Тот что-то жевал, а потом сплюнул за борт.
– Подождем, госпожа, – он никогда не торопится. – Еще не все собрались.
Сольвег пожала плечами. Она не прочь подождать. К старому не вернуться.
Она тому рада. Так рада.
Она отвернулась.
– Быстрее, – кричал старпом кому-то на сушу. – Быстрее, тут заждались.
«Мы заждались, – подумала Сольвег. – О да, я так заждалась.»
Потом она обернулась.
Он стоял перед ней все такой же высокий и бледный, все также пытался улыбаться неловко, будто никогда не умел и не пробовал, а теперь вот вздумал учиться.
– Сир рыцарь? – проговорила она. – Эберт? Этот корабль уходит в Измар, – ей стало неловко и неуютно. – Ты пришел попрощаться?
Рыцарь шагнул ближе, почему не шагнуть. Глаза у нее теперь снова, как прежде. Зеленые. Будто бутылочное стекло. Тугая косица на хрупком плече. Ей даже идет. Может, когда-то он распустит ее. Может, когда-то прижмет саму ее к сердцу. Он обнимал только раз, хватит ли сил обнять ее снова. Он молил Создателя, чтобы хватило.
Сольвег пахла мятой, а теперь еще солью. Ему нравилось, а ей было щекотно от его дыхания на шее, за ухом, у самой щеки. Живая, теплая, такая живая – и он тоже живой. И она не гонит его.
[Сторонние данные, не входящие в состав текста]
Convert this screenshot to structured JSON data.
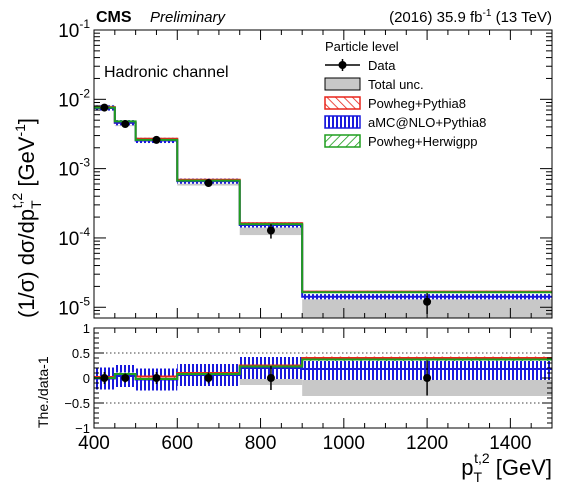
{
  "header": {
    "experiment": "CMS",
    "status": "Preliminary",
    "lumi_prefix": "(2016) 35.9 fb",
    "lumi_exponent": "-1",
    "lumi_suffix": " (13 TeV)"
  },
  "annotation": "Hadronic channel",
  "legend": {
    "title": "Particle level",
    "entries": [
      {
        "key": "data",
        "label": "Data"
      },
      {
        "key": "total_unc",
        "label": "Total unc."
      },
      {
        "key": "powheg_pythia8",
        "label": "Powheg+Pythia8"
      },
      {
        "key": "amcnlo_pythia8",
        "label": "aMC@NLO+Pythia8"
      },
      {
        "key": "powheg_herwigpp",
        "label": "Powheg+Herwigpp"
      }
    ]
  },
  "colors": {
    "powheg_pythia8": "#e8251b",
    "amcnlo_pythia8": "#1a1adc",
    "powheg_herwigpp": "#1f9e1f",
    "total_unc": "#c8c8c8",
    "data": "#000000"
  },
  "chart_data": [
    {
      "type": "line",
      "panel": "main",
      "ylabel": "(1/σ) dσ/dp_T^{t,2} [GeV^{-1}]",
      "ylabel_parts": {
        "a": "(1/σ) dσ/dp",
        "sub": "T",
        "sup": "t,2",
        "b": " [GeV",
        "b_sup": "-1",
        "c": "]"
      },
      "yscale": "log",
      "ylim": [
        7e-06,
        0.1
      ],
      "xlim": [
        400,
        1500
      ],
      "bin_edges": [
        400,
        450,
        500,
        600,
        750,
        900,
        1500
      ],
      "yticks": [
        {
          "value": 1e-05,
          "label": "10",
          "exp": "-5"
        },
        {
          "value": 0.0001,
          "label": "10",
          "exp": "-4"
        },
        {
          "value": 0.001,
          "label": "10",
          "exp": "-3"
        },
        {
          "value": 0.01,
          "label": "10",
          "exp": "-2"
        },
        {
          "value": 0.1,
          "label": "10",
          "exp": "-1"
        }
      ],
      "data": {
        "x": [
          425,
          475,
          550,
          675,
          825,
          1200
        ],
        "y": [
          0.0076,
          0.0044,
          0.0026,
          0.00062,
          0.000128,
          1.2e-05
        ],
        "err_lo": [
          0.0009,
          0.0004,
          0.0003,
          7e-05,
          3e-05,
          4e-06
        ],
        "err_hi": [
          0.0009,
          0.0004,
          0.0003,
          7e-05,
          3e-05,
          4e-06
        ]
      },
      "total_unc": {
        "lo": [
          0.0069,
          0.0041,
          0.0024,
          0.00057,
          0.00011,
          7e-06
        ],
        "hi": [
          0.0083,
          0.0047,
          0.0028,
          0.00067,
          0.000146,
          1.5e-05
        ]
      },
      "series": [
        {
          "key": "powheg_pythia8",
          "name": "Powheg+Pythia8",
          "values": [
            0.0077,
            0.0046,
            0.0027,
            0.00069,
            0.000163,
            1.68e-05
          ],
          "band": 0.03
        },
        {
          "key": "amcnlo_pythia8",
          "name": "aMC@NLO+Pythia8",
          "values": [
            0.0075,
            0.0046,
            0.00255,
            0.00066,
            0.000154,
            1.42e-05
          ],
          "band": 0.09
        },
        {
          "key": "powheg_herwigpp",
          "name": "Powheg+Herwigpp",
          "values": [
            0.0076,
            0.0048,
            0.0026,
            0.00067,
            0.000158,
            1.65e-05
          ],
          "band": 0.03
        }
      ]
    },
    {
      "type": "line",
      "panel": "ratio",
      "ylabel": "The./data-1",
      "xlabel": "p_T^{t,2} [GeV]",
      "xlabel_parts": {
        "a": "p",
        "sub": "T",
        "sup": "t,2",
        "b": " [GeV]"
      },
      "ylim": [
        -1,
        1
      ],
      "xlim": [
        400,
        1500
      ],
      "bin_edges": [
        400,
        450,
        500,
        600,
        750,
        900,
        1500
      ],
      "xticks": [
        {
          "value": 400,
          "label": "400"
        },
        {
          "value": 600,
          "label": "600"
        },
        {
          "value": 800,
          "label": "800"
        },
        {
          "value": 1000,
          "label": "1000"
        },
        {
          "value": 1200,
          "label": "1200"
        },
        {
          "value": 1400,
          "label": "1400"
        }
      ],
      "yticks": [
        {
          "value": -1,
          "label": "−1"
        },
        {
          "value": -0.5,
          "label": "−0.5"
        },
        {
          "value": 0,
          "label": "0"
        },
        {
          "value": 0.5,
          "label": "0.5"
        },
        {
          "value": 1,
          "label": "1"
        }
      ],
      "dotted_lines": [
        -0.5,
        0.5
      ],
      "data": {
        "x": [
          425,
          475,
          550,
          675,
          825,
          1200
        ],
        "y": [
          0,
          0,
          0,
          0,
          0,
          0
        ],
        "err_lo": [
          0.12,
          0.09,
          0.12,
          0.11,
          0.24,
          0.35
        ],
        "err_hi": [
          0.12,
          0.09,
          0.12,
          0.11,
          0.24,
          0.35
        ]
      },
      "total_unc": {
        "lo": [
          -0.09,
          -0.07,
          -0.09,
          -0.08,
          -0.14,
          -0.36
        ],
        "hi": [
          0.09,
          0.07,
          0.09,
          0.08,
          0.14,
          0.25
        ]
      },
      "series": [
        {
          "key": "powheg_pythia8",
          "name": "Powheg+Pythia8",
          "values": [
            0.02,
            0.04,
            0.03,
            0.1,
            0.25,
            0.4
          ],
          "band": 0.03
        },
        {
          "key": "amcnlo_pythia8",
          "name": "aMC@NLO+Pythia8",
          "values": [
            -0.01,
            0.04,
            -0.03,
            0.06,
            0.2,
            0.18
          ],
          "band": 0.22
        },
        {
          "key": "powheg_herwigpp",
          "name": "Powheg+Herwigpp",
          "values": [
            0.0,
            0.08,
            -0.02,
            0.08,
            0.23,
            0.37
          ],
          "band": 0.03
        }
      ]
    }
  ]
}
Наконец-то не гонит.
– Измар? – он шепнул ей на ухо.
Она только кивнула. Обоим всегда было проще молчать.
Команда словно не видела их. В Измаре дома и дворцы лишь из белого камня. В Измаре ели, как мачты, и тянутся к небесам, холодным и ясным.
Корабль уходил все дальше от берега, крыша Совета еще блестела вдали. Как-то там Микаэль, будет ли ждать, волноваться, печалиться. Сольвег разжала руку, на которой лежало колечко – тогда она его забрала. Теперь оно было просто игрушкой, взятой на память, взятой на время дешевкой, что найдешь на каждом базаре.
Эберт посмотрел на него и ничего не сказал. Из дешевого стекла и смолы.
Из меди и перьев.
Из перьев и меди.
Сольвег слегка наклонила ладонь над водой. Тихий плеск. Вода приняла все подарки безмолвно и ничего не спросила.